[comp.sys.transputer] Transputer instruction set critisisms

roger@inmos.co.uk (Roger Shepherd) (02/06/90)
There were some critisisms made about the transputer instruction set.
These are my responses, I hope they are correct, I was around while
these decisions were being made but time causes one's memory to fade
(just like DRAM).

I suspect that one of my collegues has explained the positronics used in
the transputers which enables instructions to complete before they have
started and thus to go faster than light :-)
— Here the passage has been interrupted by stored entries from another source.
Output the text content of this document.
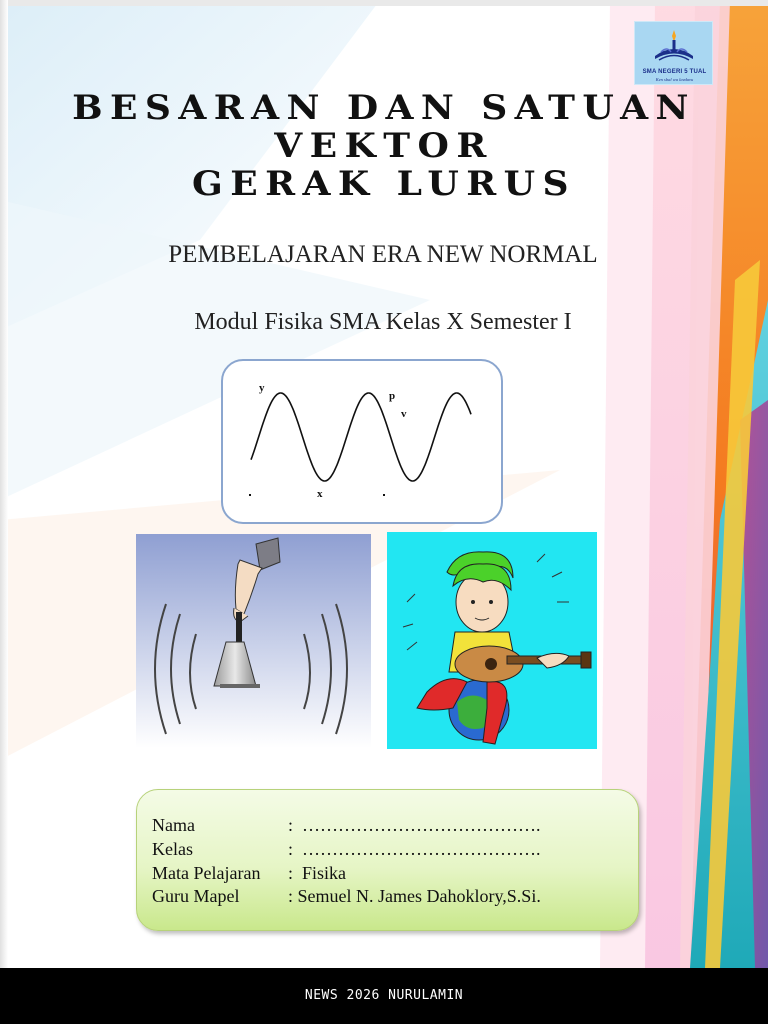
SMA NEGERI 5 TUAL
Ken sbal wa lavdavu
BESARAN DAN SATUAN
VEKTOR
GERAK LURUS
PEMBELAJARAN ERA NEW NORMAL
Modul Fisika SMA Kelas X Semester I
y
p
v
x

Nama

	:  ………………………………….

Kelas

	:  ………………………………….

Mata Pelajaran

:  Fisika

Guru Mapel

	: Semuel N. James Dahoklory,S.Si.

NEWS 2026 NURULAMIN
>                        ............   How are memory accesses (both
> internal and external) handled? Is there an independent entity (i.e.,
> a seperate process running in parallel to CPU, FPU, and the DMA
> machines) which handles these requests? This would explain why a LDL
> takes two cycles (have to wait for data to arrive), while STL takes
> only one (just get rid of it and go on). Of course, there would be a
> penalty fo a LDL following a STL, but maybe not if the load comes from
> internal memory and the store goes to external. What about that?
> (This is no idle speculation. Compliler writers for and users of
> vector machines spend much time avoiding these types of memory access
> conflicts!) 

The above description of the operation of LDL and STL is almost correct. 
LDL takes 2 cycles, the first cycle performs an address calculation, the 
second makes the memory access. For STL the first cycle is spent performing
the same address calculation and during the next cycle the write occurs.
The operation of the sequence STL; LDL takes 3 cycles as the memory
access for STL overlaps the address calculation of the LDL.  The operation 
of LDL; STL also takes 3 cycles.

> 4. Lastly, I'd like to know why some instructions have been done the
> way they are. I can understand that cj (conditional jump) behaves as a
> `jump zero' or `jump false', that's a matter of taste - a RISC
> processor just doesn't have the orthogonal instruction set of a CISC.
> But why, for whoever's sake, does it remove the operand if not jumping
> and leave the zero when jumping? Most of the time, I find myself
> preceding it with a dup so I have a copy of my laboriously computed
> loop count after I've checked whether it's zero! Well, of course the
> zero is easier to remove (with a diff) than a non-zero, but in that
> case, we could invert the result of the comparison.

The reason that CJ behaves as it does is that it optimises the
generation  of the occam OR and AND operators (equivalent to the C ||
and && operators). In retrospect it would have been better to have had
the popping behaviour of CJ reversed, so that it threw away a known
value and kept an unknown one.  The choice of JUMP IF FALSE or JUMP IF
TRUE is non-trival. The instruction set of the transputer as set up
allows easy generation of fairly dense code and this involves a careful
choice for the instruction set. For example, if we assume CJ as it is,
then the choice of whether to have a EQC (equals constant) or (NEQC)
not equals constant instruction depends of the frequency of constructs
such as "IF x = constant" verses "IF x <> constant".  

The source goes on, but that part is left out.